I will have to admit…one of the hardest spiritual readings I have is that of St. John of the Cross and St. Teresa of Avila. These two were the great reformers of the Carmelite order. I want to share some of thoughts I gleaned from St. John of the Cross in this week’s reflection. The spirituality and teachings of the “Mystical Doctor of the Church” offer an example of a man whose burdens where lightened by a love for Jesus Christ. So…a little background…St. John was born near Avila, Spain, in 1542. On the day of his ordination he met the future St. Teresa of Avila. He served in Teresa’s convent as her confessor and spiritual director.
One of his books he is most remembered: “Dark Night of the Soul.”
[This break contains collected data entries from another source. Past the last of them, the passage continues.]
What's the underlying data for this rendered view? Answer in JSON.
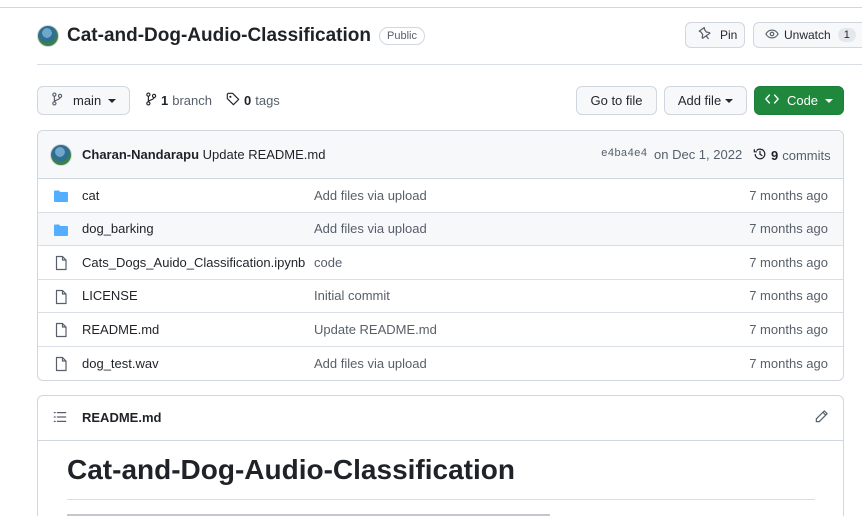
{
  "repo": {
    "name": "Cat-and-Dog-Audio-Classification",
    "visibility": "Public"
  },
  "actions": {
    "pin_label": "Pin",
    "watch_label": "Unwatch",
    "watch_count": "1"
  },
  "branchbar": {
    "branch": "main",
    "branch_count": "1",
    "branch_word": "branch",
    "tag_count": "0",
    "tag_word": "tags",
    "goto_label": "Go to file",
    "addfile_label": "Add file",
    "code_label": "Code"
  },
  "commit": {
    "author": "Charan-Nandarapu",
    "message": "Update README.md",
    "sha": "e4ba4e4",
    "date": "on Dec 1, 2022",
    "count": "9",
    "count_word": "commits"
  },
  "files": [
    {
      "type": "folder",
      "name": "cat",
      "message": "Add files via upload",
      "age": "7 months ago"
    },
    {
      "type": "folder",
      "name": "dog_barking",
      "message": "Add files via upload",
      "age": "7 months ago"
    },
    {
      "type": "file",
      "name": "Cats_Dogs_Auido_Classification.ipynb",
      "message": "code",
      "age": "7 months ago"
    },
    {
      "type": "file",
      "name": "LICENSE",
      "message": "Initial commit",
      "age": "7 months ago"
    },
    {
      "type": "file",
      "name": "README.md",
      "message": "Update README.md",
      "age": "7 months ago"
    },
    {
      "type": "file",
      "name": "dog_test.wav",
      "message": "Add files via upload",
      "age": "7 months ago"
    }
  ],
  "readme": {
    "title": "README.md",
    "heading": "Cat-and-Dog-Audio-Classification"
  },
  "colors": {
    "code_button": "#1f883d",
    "folder_icon": "#54aeff",
    "link_text": "#1f2328",
    "muted_text": "#57606a"
  },
  "icons": [
    "pin-icon",
    "eye-icon",
    "branch-icon",
    "tag-icon",
    "code-icon",
    "history-icon",
    "folder-icon",
    "file-icon",
    "list-icon",
    "pencil-icon"
  ]
}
Now, to the point: St. John focused on the “passive aspect” of the soul’s purification through God’s contribution. Human effort alone is incapable of reaching the deepest roots of a person’s bad inclinations and habits. It can halt them but not eradicate them completely. To do this, a special action is needed from God which radically purifies the spirit and disposes it to the union of love with Him. This process was described as “passive” by the 16-century saint because the process was carried out by the mysterious action of the Holy Spirit which “…consumes every impurity.” In this state the soul is subjected to every type of trial, as if it finds itself in a dark night. In “Dark Night” and his other major works, St. John of the Cross helps people to understand his vast and profound mystical doctrine, whose objective is to describe a sure way to achieve holiness…the state of perfection which God calls us all.
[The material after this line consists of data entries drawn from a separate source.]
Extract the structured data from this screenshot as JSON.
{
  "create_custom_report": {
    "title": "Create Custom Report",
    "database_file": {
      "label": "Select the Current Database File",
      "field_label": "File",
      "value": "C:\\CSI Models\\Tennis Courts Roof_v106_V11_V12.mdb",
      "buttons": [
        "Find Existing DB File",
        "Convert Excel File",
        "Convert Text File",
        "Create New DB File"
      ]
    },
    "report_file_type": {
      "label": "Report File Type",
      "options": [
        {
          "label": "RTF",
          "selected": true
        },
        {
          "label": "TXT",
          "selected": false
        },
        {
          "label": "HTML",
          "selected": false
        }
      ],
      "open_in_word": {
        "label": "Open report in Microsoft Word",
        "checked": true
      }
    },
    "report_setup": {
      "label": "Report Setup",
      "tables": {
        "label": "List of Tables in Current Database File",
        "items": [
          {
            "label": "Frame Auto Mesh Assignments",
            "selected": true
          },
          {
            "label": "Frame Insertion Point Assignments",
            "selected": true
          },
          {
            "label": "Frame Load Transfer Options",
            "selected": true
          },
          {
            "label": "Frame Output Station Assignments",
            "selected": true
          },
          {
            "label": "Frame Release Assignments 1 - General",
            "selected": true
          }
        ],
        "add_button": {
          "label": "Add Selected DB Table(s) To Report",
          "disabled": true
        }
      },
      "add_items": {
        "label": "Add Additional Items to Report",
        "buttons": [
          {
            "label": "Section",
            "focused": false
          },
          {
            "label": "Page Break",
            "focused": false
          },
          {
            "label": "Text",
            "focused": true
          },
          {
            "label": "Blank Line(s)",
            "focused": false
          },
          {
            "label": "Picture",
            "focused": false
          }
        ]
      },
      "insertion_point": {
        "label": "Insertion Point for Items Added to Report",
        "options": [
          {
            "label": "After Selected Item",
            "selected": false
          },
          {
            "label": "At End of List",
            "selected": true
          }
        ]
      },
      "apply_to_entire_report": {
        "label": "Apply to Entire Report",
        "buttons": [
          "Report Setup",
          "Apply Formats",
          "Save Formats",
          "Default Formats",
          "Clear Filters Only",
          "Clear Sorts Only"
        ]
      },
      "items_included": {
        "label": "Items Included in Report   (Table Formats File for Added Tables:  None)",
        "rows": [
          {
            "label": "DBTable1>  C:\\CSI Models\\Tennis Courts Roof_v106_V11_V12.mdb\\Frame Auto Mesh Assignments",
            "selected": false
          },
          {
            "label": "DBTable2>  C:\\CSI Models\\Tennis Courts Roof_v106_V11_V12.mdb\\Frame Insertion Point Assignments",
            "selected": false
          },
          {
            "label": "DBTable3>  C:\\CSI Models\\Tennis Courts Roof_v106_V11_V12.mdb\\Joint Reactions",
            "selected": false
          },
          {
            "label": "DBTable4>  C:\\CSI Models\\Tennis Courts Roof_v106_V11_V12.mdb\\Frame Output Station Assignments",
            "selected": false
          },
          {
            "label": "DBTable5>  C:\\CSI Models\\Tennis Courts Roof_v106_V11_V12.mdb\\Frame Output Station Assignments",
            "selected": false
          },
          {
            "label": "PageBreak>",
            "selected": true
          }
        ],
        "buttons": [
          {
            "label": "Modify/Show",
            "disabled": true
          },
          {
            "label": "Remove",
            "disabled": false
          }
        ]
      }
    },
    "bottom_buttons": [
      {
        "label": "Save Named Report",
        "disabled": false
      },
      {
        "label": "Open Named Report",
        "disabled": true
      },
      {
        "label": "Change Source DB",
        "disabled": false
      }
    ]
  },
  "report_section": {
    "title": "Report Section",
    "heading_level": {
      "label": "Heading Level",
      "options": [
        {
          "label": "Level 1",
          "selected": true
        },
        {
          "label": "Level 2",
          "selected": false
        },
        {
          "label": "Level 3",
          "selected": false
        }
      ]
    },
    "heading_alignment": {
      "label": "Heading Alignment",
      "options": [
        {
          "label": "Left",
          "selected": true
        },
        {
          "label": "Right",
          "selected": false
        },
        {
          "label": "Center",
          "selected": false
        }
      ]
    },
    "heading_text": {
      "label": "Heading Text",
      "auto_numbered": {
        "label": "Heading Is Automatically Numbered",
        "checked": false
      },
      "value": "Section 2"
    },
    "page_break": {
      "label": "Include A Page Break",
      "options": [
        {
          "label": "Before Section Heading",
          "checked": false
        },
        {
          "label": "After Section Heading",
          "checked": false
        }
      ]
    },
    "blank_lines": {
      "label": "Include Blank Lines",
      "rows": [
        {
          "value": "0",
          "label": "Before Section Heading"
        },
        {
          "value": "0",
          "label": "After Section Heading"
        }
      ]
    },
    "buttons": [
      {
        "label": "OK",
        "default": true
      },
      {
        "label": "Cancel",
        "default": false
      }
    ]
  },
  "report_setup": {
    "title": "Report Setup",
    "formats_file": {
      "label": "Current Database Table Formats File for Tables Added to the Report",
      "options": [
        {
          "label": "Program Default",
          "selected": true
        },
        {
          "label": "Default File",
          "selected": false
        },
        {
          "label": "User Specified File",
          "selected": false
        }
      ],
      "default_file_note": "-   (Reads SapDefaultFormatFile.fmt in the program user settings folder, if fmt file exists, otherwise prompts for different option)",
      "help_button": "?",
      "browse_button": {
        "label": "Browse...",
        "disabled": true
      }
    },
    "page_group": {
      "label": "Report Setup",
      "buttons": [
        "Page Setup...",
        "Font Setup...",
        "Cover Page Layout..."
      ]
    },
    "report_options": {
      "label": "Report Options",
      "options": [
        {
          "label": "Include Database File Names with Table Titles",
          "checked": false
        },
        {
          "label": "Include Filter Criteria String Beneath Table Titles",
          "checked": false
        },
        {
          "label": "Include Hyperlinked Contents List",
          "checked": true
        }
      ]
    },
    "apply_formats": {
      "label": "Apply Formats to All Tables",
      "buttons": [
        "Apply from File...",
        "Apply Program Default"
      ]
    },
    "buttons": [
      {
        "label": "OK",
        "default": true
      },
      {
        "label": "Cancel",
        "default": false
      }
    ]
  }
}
As the soul is in its active and passive moments, the process requires our determined effort…but it is God Who is the real center. All man can do is dispose himself and humble himself before the loving work of God in the soul. In this sense, John is for us a model of humble dedication and of faithful perseverance on the road to spiritual maturity. His was not an easy life….lived “on the clouds” of mysticism? Nope…rather…it was a “tough” life that can show people (even today)…that faith in Christ is not an extra weight to the already sufficiently heavy burden of our lives. No, if a man brings about in himself a great love, this love almost gives him wings. In this case, it is easier to deal with all of the bothers of life, because he carries within him a great light. This is the faith; being called by God and allowing ourselves to be loved by God in Jesus. It is the “light” that gives us strength to carry the burden. Sanctity is not a task to be accomplished on our own…but it is precisely this: ‘openness’…opening the windows of our souls so that the light of God might enter, not forgetting God because it is precisely in the openness to His light we find strength…we find the joy of the redeemed.
Let’s make this a good Lent. Less “me”…but more you and more God.